Riflettori internazionali accesi su Rio de Janeiro. L’attesa è finita: si apre nella città brasiliana la 31° edizione dei Giochi Olimpici che vedrà presenti atleti di ben 206 Comitati Olimpici Nazionali. 207 anzi. Difatti quest’anno il Comitato Olimpico Internazionale (CIO) ha deciso di affiancare nella corsa alle medaglie anche un ulteriore Comitato, creato sotto la sua egida: la cosiddetta Squadra Olimpica dei Rifugiati. 10 atleti divenuti 10 rifugiati, fuggiti dai loro Paesi di origine alla ricerca di una nuova speranza di vita. Una decisione senza precedenti nella storia delle Olimpiadi, seppur anticipata dal simbolico passaggio della torcia olimpica in un campo profughi di Atene. “Un segnale di speranza”, lo ha definito il presidente del CIO Thomas Bach, “che servirà ad attirare l’attenzione di tutto il mondo sulla gravità della crisi dei migranti” e ha incontrato il comprensibile sostegno dell’Alto Commissariato ONU per i Rifugiati (UNHCR) alle prese con il continuo aumento del numero della popolazione mondiale di rifugiati, sfollati e richiedenti asilo. L’italiano Filippo Grandi, attuale Alto Commissario dell’UNHCR, non ha mancato di dichiarare che “la loro partecipazione alle Olimpiadi è un omaggio al coraggio e alla perseveranza di tutti i rifugiati nel superare le avversità e a costruire un futuro migliore per se stessi e le loro famiglie. L’UNHCR sta con loro e con tutti i rifugiati”. L’annuncio della costituzione della squadra ha inoltre consentito il lancio della campagna dell’UNHCR #WithRefugees, che chiede ai governi di garantire che ogni bambino rifugiato riceva un’istruzione, che ogni famiglia di rifugiati abbia un posto sicuro in cui vivere, e che ogni rifugiato possa lavorare o imparare nuove competenze per dare un contributo positivo alla propria comunità.

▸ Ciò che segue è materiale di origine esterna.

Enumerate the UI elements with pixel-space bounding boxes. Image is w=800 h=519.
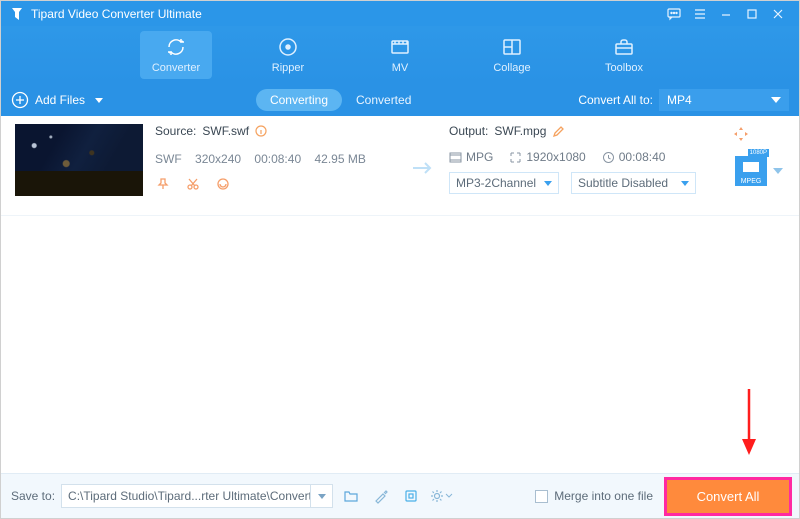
feedback-icon[interactable] xyxy=(661,1,687,26)
add-files-button[interactable]: Add Files xyxy=(11,91,103,109)
audio-select-value: MP3-2Channel xyxy=(456,176,536,190)
top-nav: Converter Ripper MV Collage Toolbox xyxy=(1,26,799,84)
nav-converter[interactable]: Converter xyxy=(140,31,212,79)
source-size: 42.95 MB xyxy=(314,152,365,166)
sub-tabs: Converting Converted xyxy=(256,89,425,111)
output-duration: 00:08:40 xyxy=(602,150,666,164)
nav-mv-label: MV xyxy=(392,62,409,74)
nav-collage[interactable]: Collage xyxy=(476,31,548,79)
convert-all-format-value: MP4 xyxy=(667,93,692,107)
nav-converter-label: Converter xyxy=(152,62,200,74)
convert-all-to: Convert All to: MP4 xyxy=(578,89,789,111)
source-resolution: 320x240 xyxy=(195,152,241,166)
menu-icon[interactable] xyxy=(687,1,713,26)
output-format-button[interactable]: 1080P MPEG xyxy=(735,156,783,186)
converter-icon xyxy=(165,36,187,58)
film-icon xyxy=(449,151,462,164)
subtitle-select[interactable]: Subtitle Disabled xyxy=(571,172,696,194)
enhance-icon[interactable] xyxy=(369,484,393,508)
app-title: Tipard Video Converter Ultimate xyxy=(31,7,202,21)
source-filename: SWF.swf xyxy=(202,124,249,138)
nav-collage-label: Collage xyxy=(493,62,530,74)
arrow-right-icon xyxy=(411,160,435,176)
bottom-bar: Save to: C:\Tipard Studio\Tipard...rter … xyxy=(1,473,799,518)
output-label: Output: xyxy=(449,124,488,138)
nav-ripper-label: Ripper xyxy=(272,62,304,74)
nav-toolbox-label: Toolbox xyxy=(605,62,643,74)
output-info: Output: SWF.mpg MPG 1920x1080 00:08:40 xyxy=(449,124,729,194)
nav-mv[interactable]: MV xyxy=(364,31,436,79)
file-list: Source: SWF.swf SWF 320x240 00:08:40 42.… xyxy=(1,116,799,473)
output-container: MPG xyxy=(449,150,493,164)
convert-all-format-select[interactable]: MP4 xyxy=(659,89,789,111)
video-thumbnail[interactable] xyxy=(15,124,143,196)
output-resolution: 1920x1080 xyxy=(509,150,585,164)
save-path-dropdown[interactable] xyxy=(311,484,333,508)
chevron-down-icon xyxy=(445,492,453,500)
source-info: Source: SWF.swf SWF 320x240 00:08:40 42.… xyxy=(155,124,395,192)
checkbox-icon xyxy=(535,490,548,503)
tab-converted[interactable]: Converted xyxy=(342,89,425,111)
chevron-down-icon xyxy=(318,494,326,499)
gpu-icon[interactable] xyxy=(399,484,423,508)
mv-icon xyxy=(389,36,411,58)
merge-label: Merge into one file xyxy=(554,489,653,503)
close-icon[interactable] xyxy=(765,1,791,26)
collage-icon xyxy=(501,36,523,58)
rename-icon[interactable] xyxy=(552,125,565,138)
source-label: Source: xyxy=(155,124,196,138)
maximize-icon[interactable] xyxy=(739,1,765,26)
save-to-label: Save to: xyxy=(11,489,55,503)
settings-icon[interactable] xyxy=(429,484,453,508)
save-path-field[interactable]: C:\Tipard Studio\Tipard...rter Ultimate\… xyxy=(61,484,311,508)
minimize-icon[interactable] xyxy=(713,1,739,26)
plus-circle-icon xyxy=(11,91,29,109)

Scelti in una rosa di 43 potenziali atleti olimpici, nella selezione il CIO ha tenuto conto non solo delle prestazioni sportive e del riconoscimento dello status di rifugiato internazionale, ma anche della situazione personale e delle difficoltà affrontate dagli sportivi. È così che il Comitato ha individuato nel campo profughi di Kakuma, in Kenya, creato sin dal 1992 e che attualmente ospita ben 114mila persone, i 5 corridori del Sud Sudan inseriti nella squadra: James Nyang Chiengjiek, Yiech Pur Biel e Paulo Amotun Lokoro, i 3 uomini rispettivamente in lizza per una medaglia ai 400, 800 e 1500 metri; e le due donne, Rose Nathike Lokonyen e Anjelina Nada Lohalith, per gli 800 e i 1500 metri. Gli atleti sud sudanesi hanno trovato supporto per la preparazione pre-olimpica dalla kenyota Tegla Loroupe, per ben tre volte qualificata ai Giochi Olimpici a Barcellona, Atlanta e Sydney, con ottime prestazioni in pista.
Già in Brasile si trovavano invece i due atleti di judo della Repubblica Democratica del Congo selezionati per la Squadra olimpica dei rifugiati. Popole Misenga e Yolande Mabika hanno chiesto asilo nel Paese latinoamericano durante i Campionati Mondiali di Judo del 2013 svoltisi sempre a Rio de Janeiro: lo sport ha offerto loro l’occasione di fuggire da allenatori nazionali che li hanno letteralmente “segregati” in caso di perdita di una gara non garantendo loro neanche i pasti. La ben conosciuta violenza e costante guerriglia che colpisce l’est della Repubblica Democratica del Congo, la regione di Bukavu da cui entrambi provengono, aveva già mietuto alcune vittime tra i loro familiari. È la giovane Mabika ad affermare che il judo è la sua vita e che l’ha aiutata a sfuggire alla guerra, a intraprendere un altro percorso, pur nelle immense difficoltà date dall’assenza della famiglia, di un lavoro e dunque di denaro per vivere in maniera dignitosa. Dichiarazione a cui fanno eco le parole del collega Misenga che ricorda “Ho visto troppa guerra, troppi morti. Non voglio entrare in questo. Voglio restare pulito in modo da poter fare il mio sport”. I due atleti sono oggi seguiti da Geraldo Bernardes, ex commissario tecnico della nazionale brasiliana di judo.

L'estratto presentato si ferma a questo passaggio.